What I’ve seen of Anni Albers work has been more focused on her beautiful and complex textiles, so it was fascinating  to see her works on paper, which I find to be just as beautiful and complex. It was also exciting to see one of her larger scale works, “Camino Real,” (1968) in person. To jump from Albers’ drawings and woven works that tend to not surpass about two feet in length, to a larger than life felt tapestry that towers over me was a bit of a shock. But “Camino Real” is breathtaking up close, as one can truly appreciate the painstaking detail put into the design when right in front of it.

The Paul Klee exhibit on the second floor was just as good, but sadly I didn’t get much time to really look through his drawings, as we had to leave for the next gallery. The class and I visited the other galleries in this same sort of manner, dipping in for about ten minutes, then leaving quickly to reach the next exhibit down the street. We encountered Richard Serra once more, like we had at Dia:Beacon, with the exception of seeing only one of his ironworks this time. Amy Sherald’s exhibit at the Hauser and Wirth’s Gallery and Gary Hume’s exhibit at the Matthew Marks Gallery were both poignant and heavy with political critique, and both did so in gorgeous (visually and metaphorically) ways. Wael Shawky’s “The Gulf Project Camp” exhibit at Lisson Gallery was absolutely amazing, and perhaps the one I regret most of all, as I barely got to see his collection of works. From the few that I witnessed though, particularly “Carved Wood,” (2019) “Mirror,” (2019) and “Carved Wood (After ‘Hajj, (Panoramic Overview of Mecca’ by Andreas Magnus Hunglinger, 1803),” (2019) I was completely enamored with Shawky’s technique. I have somewhat of a soft spot for historical painting, and the way that Shawky reinvisions the history of his country and does so through eye-catching materials is unforgettable. 

Paul Chan’s The Bather’s Dilemma exhibit at Greene Naftali Gallery was a much anticipated stop of the day, particularly to see his inflatable sculpture installations. Unfortunately, we didn’t get to spend too much time at the Greene Naftali, seeing as it was the last stop on our trip.
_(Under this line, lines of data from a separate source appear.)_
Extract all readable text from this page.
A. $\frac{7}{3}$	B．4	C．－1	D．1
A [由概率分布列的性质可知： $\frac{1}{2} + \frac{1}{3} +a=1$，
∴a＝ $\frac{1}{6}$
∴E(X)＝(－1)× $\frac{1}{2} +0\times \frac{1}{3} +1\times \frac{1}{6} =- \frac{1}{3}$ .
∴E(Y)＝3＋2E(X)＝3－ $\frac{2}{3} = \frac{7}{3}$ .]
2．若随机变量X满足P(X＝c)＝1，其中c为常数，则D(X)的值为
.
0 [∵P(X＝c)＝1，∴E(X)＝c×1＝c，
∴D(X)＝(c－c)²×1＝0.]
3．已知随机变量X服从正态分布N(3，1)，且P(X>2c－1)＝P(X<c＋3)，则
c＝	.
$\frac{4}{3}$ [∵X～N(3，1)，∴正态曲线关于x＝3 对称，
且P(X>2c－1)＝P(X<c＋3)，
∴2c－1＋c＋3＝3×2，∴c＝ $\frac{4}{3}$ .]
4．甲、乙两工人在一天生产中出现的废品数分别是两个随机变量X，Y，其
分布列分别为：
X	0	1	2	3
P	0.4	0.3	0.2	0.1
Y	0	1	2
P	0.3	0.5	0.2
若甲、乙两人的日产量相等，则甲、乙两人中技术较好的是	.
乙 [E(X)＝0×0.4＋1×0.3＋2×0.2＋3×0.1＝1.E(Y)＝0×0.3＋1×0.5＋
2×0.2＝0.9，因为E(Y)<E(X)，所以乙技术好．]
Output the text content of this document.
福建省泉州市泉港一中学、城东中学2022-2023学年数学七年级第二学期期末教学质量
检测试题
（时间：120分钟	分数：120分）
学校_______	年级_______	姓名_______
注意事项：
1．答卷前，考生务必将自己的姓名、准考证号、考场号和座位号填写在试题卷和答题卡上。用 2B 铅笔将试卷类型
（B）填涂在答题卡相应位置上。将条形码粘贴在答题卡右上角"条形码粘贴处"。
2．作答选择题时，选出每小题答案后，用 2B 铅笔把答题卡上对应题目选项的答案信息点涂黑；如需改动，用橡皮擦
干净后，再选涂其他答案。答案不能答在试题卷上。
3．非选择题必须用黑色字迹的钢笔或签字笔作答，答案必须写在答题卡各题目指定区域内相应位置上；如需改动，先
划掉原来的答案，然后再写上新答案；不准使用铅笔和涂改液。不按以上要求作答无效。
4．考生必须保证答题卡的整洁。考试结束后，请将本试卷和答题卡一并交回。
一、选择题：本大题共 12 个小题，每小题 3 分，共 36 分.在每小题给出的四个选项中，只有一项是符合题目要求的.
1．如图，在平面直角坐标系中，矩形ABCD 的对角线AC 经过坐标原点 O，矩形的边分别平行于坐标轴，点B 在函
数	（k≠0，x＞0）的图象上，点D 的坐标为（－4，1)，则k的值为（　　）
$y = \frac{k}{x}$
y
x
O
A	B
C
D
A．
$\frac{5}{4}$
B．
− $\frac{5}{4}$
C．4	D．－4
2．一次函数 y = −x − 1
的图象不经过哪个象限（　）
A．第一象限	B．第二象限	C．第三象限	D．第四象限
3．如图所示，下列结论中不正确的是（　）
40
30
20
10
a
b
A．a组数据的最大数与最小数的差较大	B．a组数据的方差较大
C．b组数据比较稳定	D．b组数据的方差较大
But I was able to witness Chan’s fluid, constantly animated sculptures flail and dance all around me, so it is some consolation. The last exhibit I want to mention happened a bit earlier on in the day, but affected me quite strongly, so it gets to be the finale for this journal. Sarah Sze’s solo exhibition at the Tanya Bonakdar Gallery was an immersive experience that was as overwhelming as it was intricate. Sze, as the exhibit’s press release narrates, has dabbled with several mediums throughout her career, and has increasingly turned to the medium that best suits this generation, which is images. And the particular work we saw, “Crescent (Timekeeper)” (2019) was stuffed full of images. 

It was very surreal, and played out like something from a dream. To the left of the room sat this work of scaffolding, lights, trinkets, photos, and other components. Almost like a breadcrumb trail, a path of pictures, small objects, and rocks led the viewer up close to the contraption, which grew more intricate the longer one looked at it. To me, it was almost like a living collage. Projectors installed in an area that I couldn’t see played images and videos on loops, which drifted across the bare walls and pieces of paper worked into the scaffolding. It was complete visual information overload, in a dark room that forced you to return your gaze to the only strong source of light. As Sze intended, which is stated in the press release, the snippets of imagery led the viewer to piece together their own narrative of what they were seeing.  An intriguing aspect which I’d like to hope was part of the exhibit’s design, is the Kara Walker-esque inclusion of the viewer’s shadow within the work. I felt like an infant, with thousands upon thousands of images barraging me and no context to any of them. Despite being overwhelming, I thought “Crescent (Timekeeper)” was marvelous, and I definitely would visit Sze’s gallery to see it again. Our trip for this week, like Sze’s installation, zipped past in flashes, but made an impression nonetheless.